As for Pant, he was worried enough by Johnny’s prolonged absence. It had been dark for fully three hours. Having returned from his gathering of tree hay and his brush with the jaguar, he had gone down to the creek landing to wait for Johnny.
Two anxious hours passed and still he did not come. For a half hour he paced the creek trail in deep and troubled thought. Over and over, as a squirrel turns his cage, questions revolved in his mind. What was keeping Johnny? Should he go for him? Had he been attacked, perhaps slain? Who could tell, if he went to Daego’s camp, what would happen? Johnny had left him in charge of the camp. If something should happen to him, should he fail to return, the Caribs would pile into their boats and go drifting down the river.

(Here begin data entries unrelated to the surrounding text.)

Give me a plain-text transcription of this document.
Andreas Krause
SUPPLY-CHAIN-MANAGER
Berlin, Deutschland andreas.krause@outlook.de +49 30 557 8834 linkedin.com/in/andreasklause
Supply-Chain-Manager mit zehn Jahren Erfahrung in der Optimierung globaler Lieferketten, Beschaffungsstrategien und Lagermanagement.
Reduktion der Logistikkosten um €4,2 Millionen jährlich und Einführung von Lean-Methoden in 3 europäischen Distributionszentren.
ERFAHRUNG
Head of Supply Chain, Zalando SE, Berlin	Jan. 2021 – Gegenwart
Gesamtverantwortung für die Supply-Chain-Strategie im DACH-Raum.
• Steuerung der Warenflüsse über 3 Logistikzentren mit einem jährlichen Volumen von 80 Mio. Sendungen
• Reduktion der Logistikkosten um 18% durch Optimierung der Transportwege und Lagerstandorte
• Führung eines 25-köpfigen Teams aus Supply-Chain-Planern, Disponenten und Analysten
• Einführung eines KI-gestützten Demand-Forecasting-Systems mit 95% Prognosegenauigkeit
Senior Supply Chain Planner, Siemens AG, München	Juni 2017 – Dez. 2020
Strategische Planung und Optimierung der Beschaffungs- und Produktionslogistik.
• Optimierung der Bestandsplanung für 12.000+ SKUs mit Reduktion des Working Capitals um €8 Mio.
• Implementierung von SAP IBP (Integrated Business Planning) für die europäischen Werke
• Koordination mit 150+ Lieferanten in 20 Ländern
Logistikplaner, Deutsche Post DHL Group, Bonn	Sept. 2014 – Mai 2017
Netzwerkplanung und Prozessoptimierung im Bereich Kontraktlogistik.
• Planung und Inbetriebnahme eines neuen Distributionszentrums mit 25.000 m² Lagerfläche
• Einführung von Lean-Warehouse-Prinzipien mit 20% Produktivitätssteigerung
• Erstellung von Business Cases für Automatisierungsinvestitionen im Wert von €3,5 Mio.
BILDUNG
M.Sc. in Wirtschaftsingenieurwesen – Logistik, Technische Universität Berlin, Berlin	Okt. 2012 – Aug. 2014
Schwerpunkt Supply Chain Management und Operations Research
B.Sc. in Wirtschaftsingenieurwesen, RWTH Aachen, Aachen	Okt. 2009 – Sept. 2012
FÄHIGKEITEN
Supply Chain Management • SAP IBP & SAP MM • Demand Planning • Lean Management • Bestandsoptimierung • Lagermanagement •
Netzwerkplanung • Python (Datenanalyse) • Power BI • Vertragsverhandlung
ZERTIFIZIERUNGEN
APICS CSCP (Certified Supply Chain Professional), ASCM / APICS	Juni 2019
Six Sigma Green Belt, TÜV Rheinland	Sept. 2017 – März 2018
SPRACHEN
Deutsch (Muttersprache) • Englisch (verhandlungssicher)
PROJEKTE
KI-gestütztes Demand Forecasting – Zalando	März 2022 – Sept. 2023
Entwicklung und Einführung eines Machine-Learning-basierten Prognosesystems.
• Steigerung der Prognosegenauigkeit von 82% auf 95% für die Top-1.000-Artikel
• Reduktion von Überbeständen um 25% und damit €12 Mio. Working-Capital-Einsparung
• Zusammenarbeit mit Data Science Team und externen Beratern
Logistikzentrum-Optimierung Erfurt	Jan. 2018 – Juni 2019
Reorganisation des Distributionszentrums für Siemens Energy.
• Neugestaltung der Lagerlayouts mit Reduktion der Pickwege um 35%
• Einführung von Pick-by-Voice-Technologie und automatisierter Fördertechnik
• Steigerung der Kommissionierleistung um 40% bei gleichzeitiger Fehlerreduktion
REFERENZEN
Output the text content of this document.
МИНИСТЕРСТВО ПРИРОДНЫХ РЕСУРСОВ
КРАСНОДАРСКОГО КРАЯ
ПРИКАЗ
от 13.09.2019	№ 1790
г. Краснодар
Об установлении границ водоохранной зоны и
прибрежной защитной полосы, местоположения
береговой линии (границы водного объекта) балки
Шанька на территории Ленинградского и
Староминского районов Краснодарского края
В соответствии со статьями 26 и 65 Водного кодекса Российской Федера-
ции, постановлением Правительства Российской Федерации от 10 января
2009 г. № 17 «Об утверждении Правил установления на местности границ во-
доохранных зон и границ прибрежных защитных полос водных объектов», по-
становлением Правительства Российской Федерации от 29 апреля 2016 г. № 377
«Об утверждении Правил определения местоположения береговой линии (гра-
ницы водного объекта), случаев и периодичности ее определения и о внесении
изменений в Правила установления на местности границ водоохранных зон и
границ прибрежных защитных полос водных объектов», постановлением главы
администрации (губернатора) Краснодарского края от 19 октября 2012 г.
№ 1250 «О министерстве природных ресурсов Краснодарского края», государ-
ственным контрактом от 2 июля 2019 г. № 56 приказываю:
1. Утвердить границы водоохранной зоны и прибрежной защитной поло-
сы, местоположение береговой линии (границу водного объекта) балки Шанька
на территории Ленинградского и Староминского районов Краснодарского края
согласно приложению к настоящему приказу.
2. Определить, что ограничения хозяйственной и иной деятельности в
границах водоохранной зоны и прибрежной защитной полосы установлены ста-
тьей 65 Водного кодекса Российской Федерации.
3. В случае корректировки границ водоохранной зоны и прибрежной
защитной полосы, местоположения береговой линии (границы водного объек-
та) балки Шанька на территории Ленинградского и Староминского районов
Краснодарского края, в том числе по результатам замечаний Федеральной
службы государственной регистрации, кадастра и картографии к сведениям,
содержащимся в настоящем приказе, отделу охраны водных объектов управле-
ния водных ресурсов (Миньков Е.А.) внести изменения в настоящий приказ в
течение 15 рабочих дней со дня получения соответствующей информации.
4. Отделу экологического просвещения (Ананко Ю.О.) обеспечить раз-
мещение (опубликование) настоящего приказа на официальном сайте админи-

“No!” he exclaimed, “Johnny left me here to carry on in his absence, and carry on it is. If he does not appear by morning I’ll send a messenger to Daego’s camp to find out what he has to say about it.”
He did send a messenger in the morning. The millionaire half-caste received him with the greatest courtesy. Johnny, he said, had indeed had dinner with him and they had enjoyed quite a long chat when the meal was over. The boy had left his camp in quite a hurry on account of the gathering darkness. He had not seen him since that time.
Daego assumed an attitude of greatest surprise upon being told that Johnny had not returned to his own camp and expressed the hope that he might soon learn of his safety. The Rio Hondo was a treacherous river, treacherous indeed.
All of which was more or less true, and at the same time a most diabolical lie.
“He’s a crook and a scoundrel!” Pant raged to himself when the messenger had made his report. “He’s done something to Johnny, locked him up, or sent him up some river, a prisoner. Depend on that. But he’ll not get his way on our side of the river!”
After laying out the day’s work for his men, Pant sat down on a red log and indulged in some long, long thoughts.
“The way to keep a man from making trouble for you,” he told himself, “is to make as much trouble for him as you can. A fight like this is just like a game of chess. If you can keep a man busy getting his knights, bishops and castles out of danger he isn’t like to make much trouble for your king.”
For a long time he sat blinking at the little patches of sunshine that filtered down though the tropical foliage.